J.R.R. Tolkien and the Necessity of Hope

The myth of “Pandora’s Box” has varied over time. Today it usually means inviting trouble by opening up something best left alone. In one version, what escapes Pandora’s Box (or “jar”) are different expressions of evil to afflict the world. In another version, it is the gods’ gifts to men that are lost. In all of those accounts, however, one item remains in Pandora’s Box: Hope (ἐλπὶς, elpis).

Whether in an ethical, a theological or a political context, the meaning of hope is often ambiguous. Fortunately, J.R.R. Tolkien’s Lord of the Rings provides a useful commentary on hope in his mythic saga, as the author illustrates the concept through his characters. Indeed, references to hope are surprisingly prominent in Tolkien’s magnum opus, occurring almost five-hundred times throughout the story.

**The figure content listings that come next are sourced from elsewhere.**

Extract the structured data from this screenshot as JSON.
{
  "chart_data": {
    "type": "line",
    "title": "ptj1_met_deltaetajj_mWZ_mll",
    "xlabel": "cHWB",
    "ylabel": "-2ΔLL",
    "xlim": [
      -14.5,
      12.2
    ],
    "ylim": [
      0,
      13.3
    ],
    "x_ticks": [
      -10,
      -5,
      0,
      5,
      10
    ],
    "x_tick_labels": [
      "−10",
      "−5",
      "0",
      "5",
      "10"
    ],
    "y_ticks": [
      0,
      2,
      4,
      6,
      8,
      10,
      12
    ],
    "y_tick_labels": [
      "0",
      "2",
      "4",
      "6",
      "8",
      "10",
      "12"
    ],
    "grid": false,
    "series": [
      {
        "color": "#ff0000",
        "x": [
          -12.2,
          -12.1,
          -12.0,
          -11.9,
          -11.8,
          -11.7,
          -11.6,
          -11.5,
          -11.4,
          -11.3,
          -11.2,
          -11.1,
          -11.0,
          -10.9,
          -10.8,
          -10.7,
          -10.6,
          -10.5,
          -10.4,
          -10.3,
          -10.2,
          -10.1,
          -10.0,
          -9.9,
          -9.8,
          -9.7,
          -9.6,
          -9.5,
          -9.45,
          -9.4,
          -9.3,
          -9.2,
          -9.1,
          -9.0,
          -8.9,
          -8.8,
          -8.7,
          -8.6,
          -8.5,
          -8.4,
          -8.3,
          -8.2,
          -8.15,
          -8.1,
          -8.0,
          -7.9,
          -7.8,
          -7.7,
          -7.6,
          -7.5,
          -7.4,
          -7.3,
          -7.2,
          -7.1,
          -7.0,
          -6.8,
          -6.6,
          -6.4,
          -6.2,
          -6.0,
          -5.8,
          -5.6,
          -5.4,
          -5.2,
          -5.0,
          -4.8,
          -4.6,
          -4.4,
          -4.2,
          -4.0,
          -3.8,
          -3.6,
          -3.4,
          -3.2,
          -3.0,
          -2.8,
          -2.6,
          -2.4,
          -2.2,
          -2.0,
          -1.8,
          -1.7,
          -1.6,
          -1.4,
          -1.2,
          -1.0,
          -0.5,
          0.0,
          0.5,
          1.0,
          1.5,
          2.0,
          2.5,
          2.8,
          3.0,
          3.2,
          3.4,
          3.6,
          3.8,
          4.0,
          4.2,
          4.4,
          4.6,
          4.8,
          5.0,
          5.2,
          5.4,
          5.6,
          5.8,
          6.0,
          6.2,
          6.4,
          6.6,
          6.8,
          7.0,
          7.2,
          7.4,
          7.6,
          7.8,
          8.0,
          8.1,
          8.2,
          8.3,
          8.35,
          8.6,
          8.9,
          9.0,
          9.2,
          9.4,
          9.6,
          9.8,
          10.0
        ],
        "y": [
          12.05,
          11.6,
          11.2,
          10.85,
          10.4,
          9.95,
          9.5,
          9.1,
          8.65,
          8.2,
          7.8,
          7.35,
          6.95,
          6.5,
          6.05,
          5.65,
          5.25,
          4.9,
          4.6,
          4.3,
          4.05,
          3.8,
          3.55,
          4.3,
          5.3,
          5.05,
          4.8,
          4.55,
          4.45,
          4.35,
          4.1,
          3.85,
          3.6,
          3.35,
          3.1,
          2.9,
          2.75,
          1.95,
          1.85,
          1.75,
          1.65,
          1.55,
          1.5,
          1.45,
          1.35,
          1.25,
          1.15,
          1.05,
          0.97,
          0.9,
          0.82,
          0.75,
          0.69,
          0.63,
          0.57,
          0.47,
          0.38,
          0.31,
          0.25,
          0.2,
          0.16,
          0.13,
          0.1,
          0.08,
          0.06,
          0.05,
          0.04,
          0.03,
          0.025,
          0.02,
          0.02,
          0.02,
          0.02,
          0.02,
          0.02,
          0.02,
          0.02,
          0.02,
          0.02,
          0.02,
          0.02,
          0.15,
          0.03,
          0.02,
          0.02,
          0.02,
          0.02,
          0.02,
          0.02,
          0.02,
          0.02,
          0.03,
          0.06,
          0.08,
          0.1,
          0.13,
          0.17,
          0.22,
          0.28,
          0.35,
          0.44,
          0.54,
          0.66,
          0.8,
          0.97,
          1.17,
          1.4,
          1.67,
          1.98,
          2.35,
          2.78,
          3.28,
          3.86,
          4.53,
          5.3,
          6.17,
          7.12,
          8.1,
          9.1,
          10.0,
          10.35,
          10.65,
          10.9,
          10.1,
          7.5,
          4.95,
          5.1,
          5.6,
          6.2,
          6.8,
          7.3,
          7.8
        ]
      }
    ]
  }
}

Two types of hope appear in LOTR: false hope and genuine hope. The danger of the former is recognized a number of times in the story. For example, pausing with Aragorn during the Battle of the Pelennor Fields, Éomer observes that “hope oft deceives.” After learning that Frodo and Sam have traveled alone by way of the treacherous pass of Cirith Ungol, a troubled Gandalf admits to Pippin, “There never was much hope . . . Just a fool’s hope, as I have been told.” The hope that beguiles and leads to despair is best represented by Denethor, the Steward of Gondor. After Faramir is carried back critically wounded from the attack on Osgiliath, Denethor bitterly complains, “The fool’s hope has failed. The Enemy has found it, and now his power waxes; he sees our very thoughts and all we do is ruinous.”